Engine and performance
Powering the Highlander are three different engine options. On the base, LE trim is a 2.7 L, inline-4 that produces 185 hp and 184 lb-ft of torque. The engine mates to a 6-speed automatic gearbox. The LE is offered with front-wheel drive. However, buyers can opt to have their LE with a V-6 mill which is standard on other trims. The V-6 has a displacement of 3.5 liters; it produces 295 hp and 263 lb-ft of torque. Buyers can also choose to have the engine in front-wheel drive or all-wheel drive; regardless of the choice, the V-6 mates to an 8-speed automatic gearbox.
The Highlander can also be had with a hybrid engine; the drive-train pairs the 3.5 L, V-6 with two electric motors backed by a 45 kW nickel-metal hydride battery. The hybrid is available only in all-wheel drive. The setup produces 306 hp.

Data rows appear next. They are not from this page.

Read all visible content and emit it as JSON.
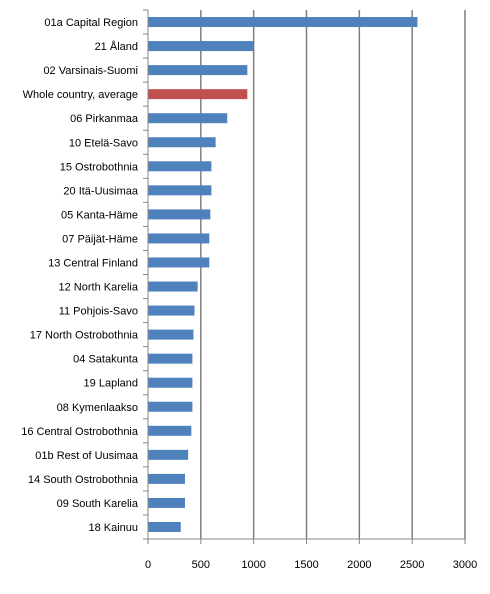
{
  "chart_data": {
    "type": "bar",
    "orientation": "horizontal",
    "title": "",
    "xlabel": "",
    "ylabel": "",
    "xlim": [
      0,
      3000
    ],
    "xticks": [
      0,
      500,
      1000,
      1500,
      2000,
      2500,
      3000
    ],
    "grid": "vertical",
    "legend": "none",
    "colors": {
      "bar": "#4f81bd",
      "highlight": "#c0504d",
      "grid": "#7f7f7f",
      "axis": "#868686"
    },
    "categories": [
      "01a Capital Region",
      "21 Åland",
      "02 Varsinais-Suomi",
      "Whole country, average",
      "06 Pirkanmaa",
      "10 Etelä-Savo",
      "15 Ostrobothnia",
      "20 Itä-Uusimaa",
      "05 Kanta-Häme",
      "07 Päijät-Häme",
      "13 Central Finland",
      "12 North Karelia",
      "11 Pohjois-Savo",
      "17 North Ostrobothnia",
      "04 Satakunta",
      "19 Lapland",
      "08 Kymenlaakso",
      "16 Central Ostrobothnia",
      "01b Rest of Uusimaa",
      "14 South Ostrobothnia",
      "09 South Karelia",
      "18 Kainuu"
    ],
    "values": [
      2550,
      1000,
      940,
      940,
      750,
      640,
      600,
      600,
      590,
      580,
      580,
      470,
      440,
      430,
      420,
      420,
      420,
      410,
      380,
      350,
      350,
      310
    ],
    "highlighted": [
      "Whole country, average"
    ]
  }
}
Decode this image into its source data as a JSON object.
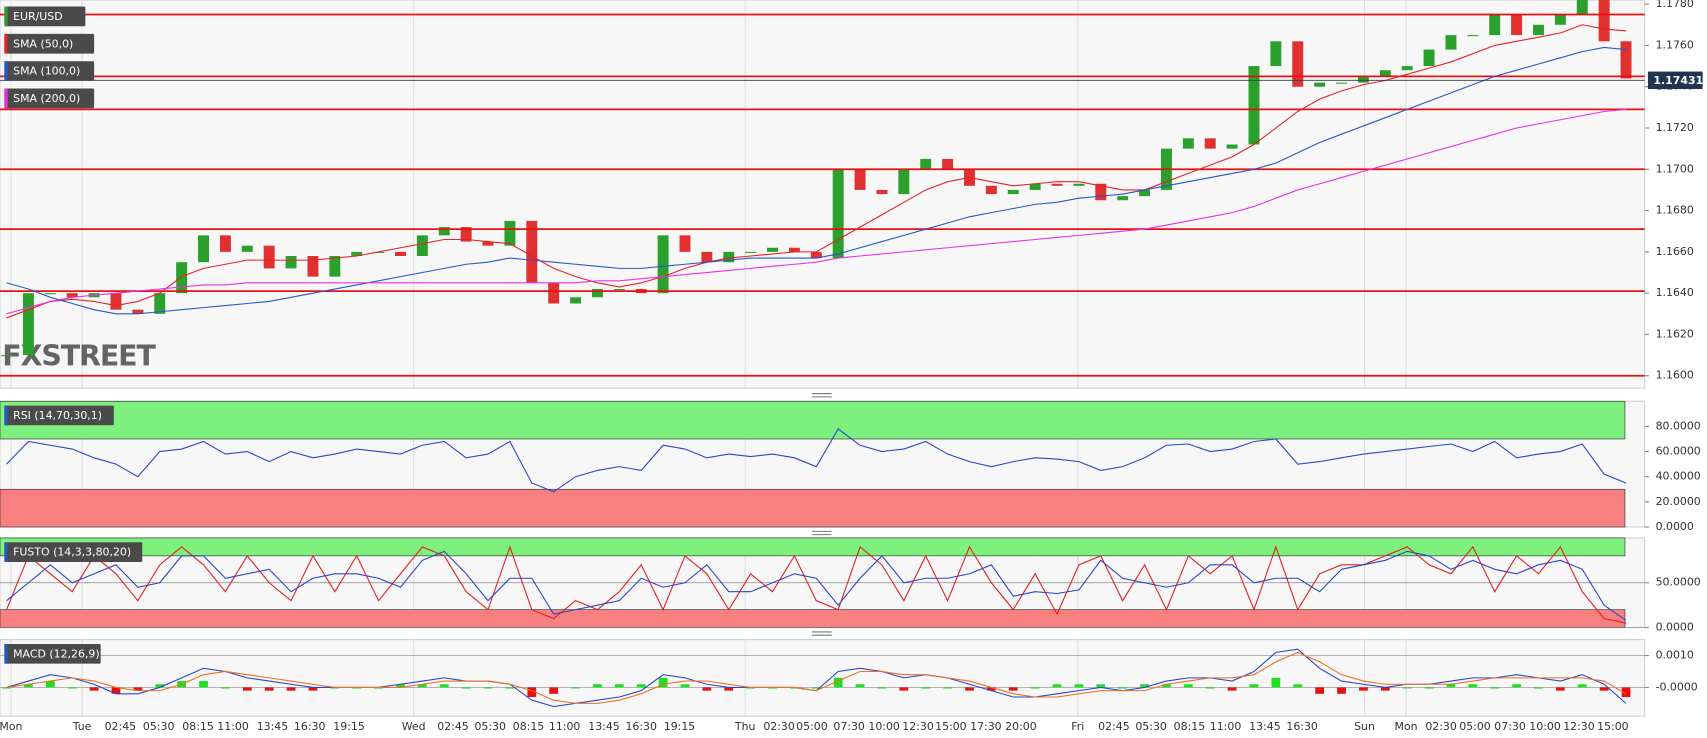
{
  "chart_data": [
    {
      "type": "candlestick",
      "title": "EUR/USD",
      "close": [
        1.161,
        1.164,
        1.164,
        1.1638,
        1.164,
        1.1632,
        1.163,
        1.164,
        1.1655,
        1.1668,
        1.166,
        1.1663,
        1.1652,
        1.1658,
        1.1648,
        1.1658,
        1.166,
        1.166,
        1.1658,
        1.1668,
        1.1672,
        1.1665,
        1.1663,
        1.1675,
        1.1645,
        1.1635,
        1.1638,
        1.1642,
        1.1642,
        1.164,
        1.1668,
        1.166,
        1.1655,
        1.166,
        1.166,
        1.1662,
        1.166,
        1.1657,
        1.17,
        1.169,
        1.1688,
        1.17,
        1.1705,
        1.17,
        1.1692,
        1.1688,
        1.169,
        1.1693,
        1.1692,
        1.1693,
        1.1685,
        1.1687,
        1.169,
        1.171,
        1.1715,
        1.171,
        1.1712,
        1.175,
        1.1762,
        1.174,
        1.1742,
        1.1742,
        1.1745,
        1.1748,
        1.175,
        1.1758,
        1.1765,
        1.1765,
        1.1775,
        1.1765,
        1.177,
        1.1775,
        1.1785,
        1.1762,
        1.1744
      ],
      "up_color": "#2ca02c",
      "down_color": "#e0302f",
      "series": [
        {
          "name": "SMA (50,0)",
          "color": "#e8202a",
          "values": [
            1.1628,
            1.1632,
            1.1636,
            1.1637,
            1.1636,
            1.1634,
            1.1636,
            1.164,
            1.1648,
            1.1652,
            1.1654,
            1.1656,
            1.1656,
            1.1656,
            1.1656,
            1.1657,
            1.1658,
            1.166,
            1.1662,
            1.1664,
            1.1666,
            1.1666,
            1.1665,
            1.1664,
            1.1658,
            1.1652,
            1.1648,
            1.1645,
            1.1643,
            1.1645,
            1.1648,
            1.1652,
            1.1655,
            1.1657,
            1.1658,
            1.1659,
            1.166,
            1.166,
            1.1666,
            1.1672,
            1.1678,
            1.1684,
            1.169,
            1.1694,
            1.1696,
            1.1694,
            1.1692,
            1.1693,
            1.1694,
            1.1694,
            1.1692,
            1.169,
            1.169,
            1.1694,
            1.1698,
            1.1702,
            1.1706,
            1.1712,
            1.172,
            1.1728,
            1.1734,
            1.1738,
            1.1741,
            1.1743,
            1.1746,
            1.1749,
            1.1752,
            1.1756,
            1.176,
            1.1762,
            1.1764,
            1.1766,
            1.177,
            1.1768,
            1.1767
          ]
        },
        {
          "name": "SMA (100,0)",
          "color": "#2458c8",
          "values": [
            1.1645,
            1.1642,
            1.1638,
            1.1635,
            1.1632,
            1.163,
            1.163,
            1.1631,
            1.1632,
            1.1633,
            1.1634,
            1.1635,
            1.1636,
            1.1638,
            1.164,
            1.1642,
            1.1644,
            1.1646,
            1.1648,
            1.165,
            1.1652,
            1.1654,
            1.1655,
            1.1657,
            1.1656,
            1.1655,
            1.1654,
            1.1653,
            1.1652,
            1.1652,
            1.1653,
            1.1654,
            1.1655,
            1.1656,
            1.1657,
            1.1657,
            1.1657,
            1.1657,
            1.1659,
            1.1662,
            1.1665,
            1.1668,
            1.1671,
            1.1674,
            1.1677,
            1.1679,
            1.1681,
            1.1683,
            1.1684,
            1.1686,
            1.1687,
            1.1688,
            1.169,
            1.1692,
            1.1694,
            1.1696,
            1.1698,
            1.17,
            1.1703,
            1.1708,
            1.1713,
            1.1717,
            1.1721,
            1.1725,
            1.1729,
            1.1733,
            1.1737,
            1.1741,
            1.1745,
            1.1748,
            1.1751,
            1.1754,
            1.1757,
            1.1759,
            1.1758
          ]
        },
        {
          "name": "SMA (200,0)",
          "color": "#e830e8",
          "values": [
            1.163,
            1.1633,
            1.1636,
            1.1638,
            1.1639,
            1.164,
            1.1641,
            1.1642,
            1.1643,
            1.1644,
            1.1644,
            1.1645,
            1.1645,
            1.1645,
            1.1645,
            1.1645,
            1.1645,
            1.1645,
            1.1645,
            1.1645,
            1.1645,
            1.1645,
            1.1645,
            1.1645,
            1.1645,
            1.1645,
            1.1645,
            1.1646,
            1.1646,
            1.1647,
            1.1648,
            1.1649,
            1.165,
            1.1651,
            1.1652,
            1.1653,
            1.1654,
            1.1655,
            1.1657,
            1.1658,
            1.1659,
            1.166,
            1.1661,
            1.1662,
            1.1663,
            1.1664,
            1.1665,
            1.1666,
            1.1667,
            1.1668,
            1.1669,
            1.167,
            1.1671,
            1.1673,
            1.1675,
            1.1677,
            1.1679,
            1.1682,
            1.1686,
            1.169,
            1.1693,
            1.1696,
            1.1699,
            1.1702,
            1.1705,
            1.1708,
            1.1711,
            1.1714,
            1.1717,
            1.172,
            1.1722,
            1.1724,
            1.1726,
            1.1728,
            1.1729
          ]
        }
      ],
      "levels": [
        1.1775,
        1.1745,
        1.1729,
        1.17,
        1.1671,
        1.1641,
        1.16
      ],
      "level_color": "#e81010",
      "last_price": 1.17431,
      "ylim": [
        1.1594,
        1.1782
      ],
      "yticks": [
        {
          "value": 1.16,
          "label": "1.1600"
        },
        {
          "value": 1.162,
          "label": "1.1620"
        },
        {
          "value": 1.164,
          "label": "1.1640"
        },
        {
          "value": 1.166,
          "label": "1.1660"
        },
        {
          "value": 1.168,
          "label": "1.1680"
        },
        {
          "value": 1.17,
          "label": "1.1700"
        },
        {
          "value": 1.172,
          "label": "1.1720"
        },
        {
          "value": 1.174,
          "label": "1.1740"
        },
        {
          "value": 1.176,
          "label": "1.1760"
        },
        {
          "value": 1.178,
          "label": "1.1780"
        }
      ],
      "watermark": "FXSTREET"
    },
    {
      "type": "line",
      "title": "RSI (14,70,30,1)",
      "bands": [
        {
          "range": [
            70,
            100
          ],
          "color": "#7ef07e"
        },
        {
          "range": [
            0,
            30
          ],
          "color": "#f88080"
        }
      ],
      "series": [
        {
          "color": "#2846c8",
          "values": [
            50,
            68,
            65,
            62,
            55,
            50,
            40,
            60,
            62,
            68,
            58,
            60,
            52,
            60,
            55,
            58,
            62,
            60,
            58,
            65,
            68,
            55,
            58,
            68,
            35,
            28,
            40,
            45,
            48,
            45,
            65,
            62,
            55,
            58,
            56,
            58,
            55,
            48,
            78,
            65,
            60,
            62,
            68,
            58,
            52,
            48,
            52,
            55,
            54,
            52,
            45,
            48,
            55,
            65,
            66,
            60,
            62,
            68,
            70,
            50,
            52,
            55,
            58,
            60,
            62,
            64,
            66,
            60,
            68,
            55,
            58,
            60,
            66,
            42,
            35
          ]
        }
      ],
      "ylim": [
        0,
        100
      ],
      "yticks": [
        {
          "value": 0,
          "label": "0.0000"
        },
        {
          "value": 20,
          "label": "20.0000"
        },
        {
          "value": 40,
          "label": "40.0000"
        },
        {
          "value": 60,
          "label": "60.0000"
        },
        {
          "value": 80,
          "label": "80.0000"
        }
      ]
    },
    {
      "type": "line",
      "title": "FUSTO (14,3,3,80,20)",
      "bands": [
        {
          "range": [
            80,
            100
          ],
          "color": "#7ef07e"
        },
        {
          "range": [
            0,
            20
          ],
          "color": "#f88080"
        }
      ],
      "series": [
        {
          "color": "#e02020",
          "values": [
            20,
            80,
            60,
            40,
            80,
            60,
            30,
            70,
            90,
            70,
            40,
            80,
            50,
            30,
            80,
            40,
            80,
            30,
            60,
            90,
            80,
            40,
            20,
            90,
            20,
            10,
            30,
            20,
            40,
            70,
            20,
            80,
            60,
            20,
            60,
            40,
            80,
            30,
            20,
            90,
            70,
            30,
            80,
            30,
            90,
            50,
            20,
            60,
            15,
            70,
            80,
            30,
            70,
            20,
            80,
            60,
            80,
            20,
            90,
            20,
            60,
            70,
            70,
            80,
            90,
            70,
            60,
            90,
            40,
            80,
            60,
            90,
            40,
            10,
            5
          ]
        },
        {
          "color": "#2846c8",
          "values": [
            30,
            50,
            70,
            50,
            60,
            70,
            45,
            50,
            80,
            80,
            55,
            60,
            65,
            40,
            55,
            60,
            60,
            55,
            45,
            75,
            85,
            60,
            30,
            55,
            55,
            15,
            20,
            25,
            30,
            55,
            45,
            50,
            70,
            40,
            40,
            50,
            60,
            55,
            25,
            55,
            80,
            50,
            55,
            55,
            60,
            70,
            35,
            40,
            38,
            42,
            75,
            55,
            50,
            45,
            50,
            70,
            70,
            50,
            55,
            55,
            40,
            65,
            70,
            75,
            85,
            80,
            65,
            75,
            65,
            60,
            70,
            75,
            65,
            25,
            8
          ]
        }
      ],
      "ylim": [
        0,
        100
      ],
      "yticks": [
        {
          "value": 0,
          "label": "0.0000"
        },
        {
          "value": 50,
          "label": "50.0000"
        }
      ],
      "grid": true
    },
    {
      "type": "line",
      "title": "MACD (12,26,9)",
      "histogram": {
        "values": [
          0,
          0.0001,
          0.0002,
          0,
          -0.0001,
          -0.0002,
          -0.0001,
          0.0001,
          0.0002,
          0.0002,
          0,
          -0.0001,
          -0.0001,
          -0.0001,
          -0.0001,
          0,
          0,
          0,
          0.0001,
          0.0001,
          0.0001,
          0,
          0,
          0,
          -0.0003,
          -0.0002,
          0,
          0.0001,
          0.0001,
          0.0001,
          0.0003,
          0.0001,
          -0.0001,
          -0.0001,
          0,
          0,
          0,
          0,
          0.0003,
          0.0001,
          0,
          -0.0001,
          0,
          0,
          -0.0001,
          -0.0001,
          -0.0001,
          0,
          0.0001,
          0.0001,
          0.0001,
          0,
          0.0001,
          0.0001,
          0.0001,
          0,
          -0.0001,
          0.0001,
          0.0003,
          0.0001,
          -0.0002,
          -0.0002,
          -0.0001,
          -0.0001,
          0,
          0,
          0.0001,
          0.0001,
          0,
          0.0001,
          0,
          -0.0001,
          0.0001,
          -0.0001,
          -0.0003
        ],
        "colors": [
          "#1ee01e",
          "#e81010"
        ]
      },
      "series": [
        {
          "color": "#2846c8",
          "values": [
            0,
            0.0002,
            0.0004,
            0.0003,
            0.0001,
            -0.0002,
            -0.0002,
            0,
            0.0003,
            0.0006,
            0.0005,
            0.0003,
            0.0002,
            0.0001,
            0,
            0,
            0,
            0,
            0.0001,
            0.0002,
            0.0003,
            0.0002,
            0.0002,
            0.0001,
            -0.0004,
            -0.0006,
            -0.0005,
            -0.0004,
            -0.0003,
            -0.0001,
            0.0004,
            0.0003,
            0.0001,
            0,
            0,
            0,
            0,
            -0.0001,
            0.0005,
            0.0006,
            0.0005,
            0.0003,
            0.0004,
            0.0003,
            0.0001,
            -0.0001,
            -0.0003,
            -0.0003,
            -0.0002,
            -0.0001,
            0,
            -0.0001,
            0,
            0.0002,
            0.0003,
            0.0003,
            0.0002,
            0.0005,
            0.0011,
            0.0012,
            0.0006,
            0.0002,
            0.0001,
            0,
            0.0001,
            0.0001,
            0.0002,
            0.0003,
            0.0003,
            0.0004,
            0.0003,
            0.0002,
            0.0004,
            0.0001,
            -0.0005
          ]
        },
        {
          "color": "#f07020",
          "values": [
            0,
            0.0001,
            0.0002,
            0.0003,
            0.0002,
            0,
            -0.0001,
            -0.0001,
            0.0001,
            0.0004,
            0.0005,
            0.0004,
            0.0003,
            0.0002,
            0.0001,
            0,
            0,
            0,
            0,
            0.0001,
            0.0002,
            0.0002,
            0.0002,
            0.0001,
            -0.0001,
            -0.0004,
            -0.0005,
            -0.0005,
            -0.0004,
            -0.0002,
            0.0001,
            0.0002,
            0.0002,
            0.0001,
            0,
            0,
            0,
            -0.0001,
            0.0002,
            0.0005,
            0.0005,
            0.0004,
            0.0004,
            0.0003,
            0.0002,
            0,
            -0.0002,
            -0.0003,
            -0.0003,
            -0.0002,
            -0.0001,
            -0.0001,
            -0.0001,
            0.0001,
            0.0002,
            0.0003,
            0.0003,
            0.0004,
            0.0008,
            0.0011,
            0.0008,
            0.0004,
            0.0002,
            0.0001,
            0.0001,
            0.0001,
            0.0001,
            0.0002,
            0.0003,
            0.0003,
            0.0003,
            0.0003,
            0.0003,
            0.0002,
            -0.0002
          ]
        }
      ],
      "ylim": [
        -0.0009,
        0.0015
      ],
      "yticks": [
        {
          "value": 0,
          "label": "-0.0000"
        },
        {
          "value": 0.001,
          "label": "0.0010"
        }
      ],
      "grid": true,
      "time_labels": [
        "Mon",
        "Tue",
        "02:45",
        "05:30",
        "08:15",
        "11:00",
        "13:45",
        "16:30",
        "19:15",
        "Wed",
        "02:45",
        "05:30",
        "08:15",
        "11:00",
        "13:45",
        "16:30",
        "19:15",
        "Thu",
        "02:30",
        "05:00",
        "07:30",
        "10:00",
        "12:30",
        "15:00",
        "17:30",
        "20:00",
        "Fri",
        "02:45",
        "05:30",
        "08:15",
        "11:00",
        "13:45",
        "16:30",
        "Sun",
        "Mon",
        "02:30",
        "05:00",
        "07:30",
        "10:00",
        "12:30",
        "15:00"
      ]
    }
  ]
}
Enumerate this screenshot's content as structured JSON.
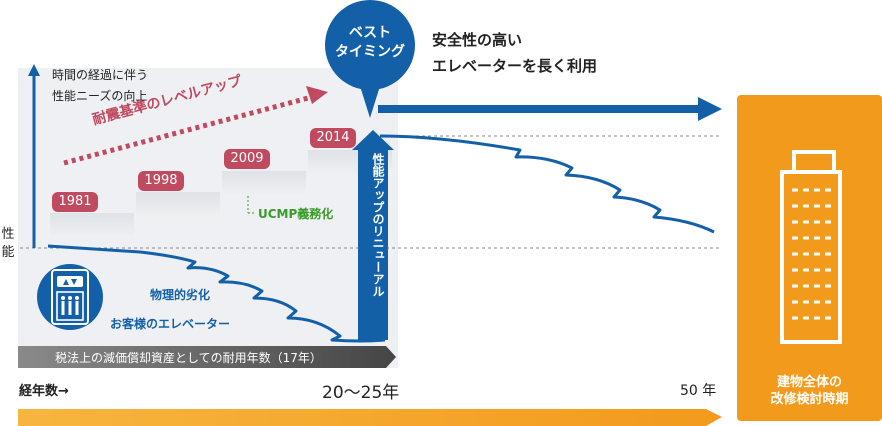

In terms of fuel economy, the V-6 returns 20 mpg, 26 mpg and 22 mpg in city, highway and combined drives respectively with AWD and 21 mpg, 27 mpg and 23 mpg on city, highway and combined drives respectively with front-wheel-drive. Models with the V-6 mill feature an auto start/stop technology which enhances its efficiency. Uncharacteristically, the inline-4 is not as frugal as expected; it is, in fact, thirstier than the V-6. This may be due to the fact that the engine has to work harder to motivate the heavy crossover. I think Toyota should discontinue this engine from the Highlander. The engine returns 20 mpg city, 24 mpg highway and 22 mpg on combined drives. The hybrid is the most economical; it returns 20 mpg city, 28 mpg highway and 29 mpg on combined drives on LE models and 29 mpg city, 27 mpg highway and 28 mpg on combined drives on higher trims.
Price and release date
Sales of the Highlander will commence in November. The entry-level LE trim with a 4-cylinder engine will have an MSRP of $32,025 representing a $400 hike compared to the 2017 version. Opting for LE with the V-6 engine attracts $34,075. The range-topping Limited Platinum trim with front-wheel drive fetches $46,195 and $47,655 with AWD.